What are some upcoming trends for 2014?
I think we’re going to see a lot of bighearted, outlandish eccentricity in the next year or so. After spending so many months worrying over tedious, bureaucratic things like the government shutdown and the user friendliness of a federal website, we’re ready to cast our eyes heavenward. Imagination is paramount. I’m thinking of books like Porochista Khakpour’s The Last Illusion, about to be published by Bloomsbury, a wild fable about a boy who was raised as a bird. This summer will bring Marie-Helene Bertino’s magical debut novel, 2 A.M. at the Cat’s Pajamas, from Crown—with characters absolutely full of wonder—and our own Preparing the Ghost, a magnificent book-length essay by Matthew Gavin Frank about memory, obsession and the giant squid (an obvious combination if ever there was one). Then this fall, Public Affairs is bringing out Nothing is True and Everything is Possible by Peter Pomerantsev, a wildly funny and often surreal look at 21st-century Russia (full disclosure: I became aware of this book because my husband is the American editor). Fiction, nonfiction, new writers, established writers—look for a lot of color and spice this year.
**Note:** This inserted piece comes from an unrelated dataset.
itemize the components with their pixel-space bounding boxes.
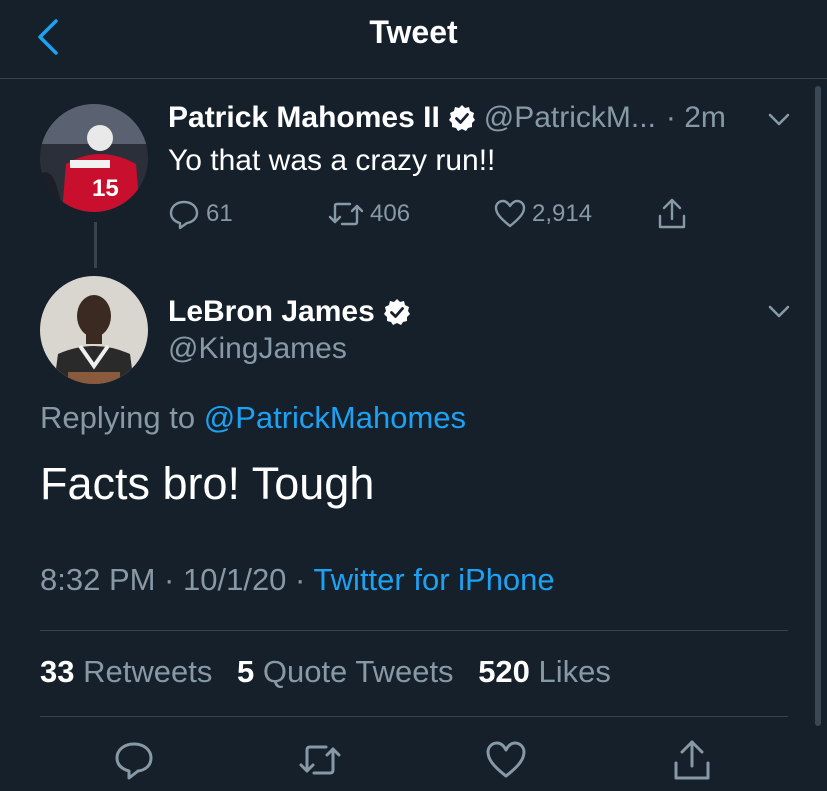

What book/genre/topic would you like to see cross your transom?
I love publishing books that look at history from a new, often novelistic angle, something in the vein of The Hare with Amber Eyes (2010)or The Suspicions of Mr. Whicher (2011). Another long-held wish is to do a few great sports books, particularly football. I am a true, passionate Boston sports fan, and I firmly believe that sport is narrative, so I’d love to see some really literary sports books in my inbox. I’m also always looking for an expansive, multigenerational novel that will make me feel the way I did when I read The Thorn Birds (1977)as a kid. I would have read that story through 10 more generations. I’m very lucky at Liveright to be able to publish such a range of books.
What topic don’t you ever want to see again?
I’m sure a lot of people say the same thing, that there really is no topic, however well-trodden, that can’t be reinvented by a truly brilliant writer. So instead, I’ll say that what I hope to see less of is navel-gazing in general. Whatever the genre, I’m allergic to writers who mythologize their own experiences without thinking about a larger relevance.
What is unique about your corner of the industry?
Norton is employee-owned, something I knew but did not fully appreciate until I began working here. People have a stake in this place, and that gives them a deeper pride and sense of purpose about our shared work. When an editor brings a submission to the editorial board, it can sometimes be a fight because everyone around that table is implicitly protecting a reputation they’ve helped create. That passion is really special, and I’ll take it over cynicism any day.
Katie Henderson Adams is an editor at Liveright (a division of W.W. Norton) acquiring literary fiction and nonfiction. She received her Bachelor of Arts at Columbia University and a master’s degree in English Literature at New York University. She has formerly worked at Other Press, Doubleday, Bloomsbury Press and Oxford University Press.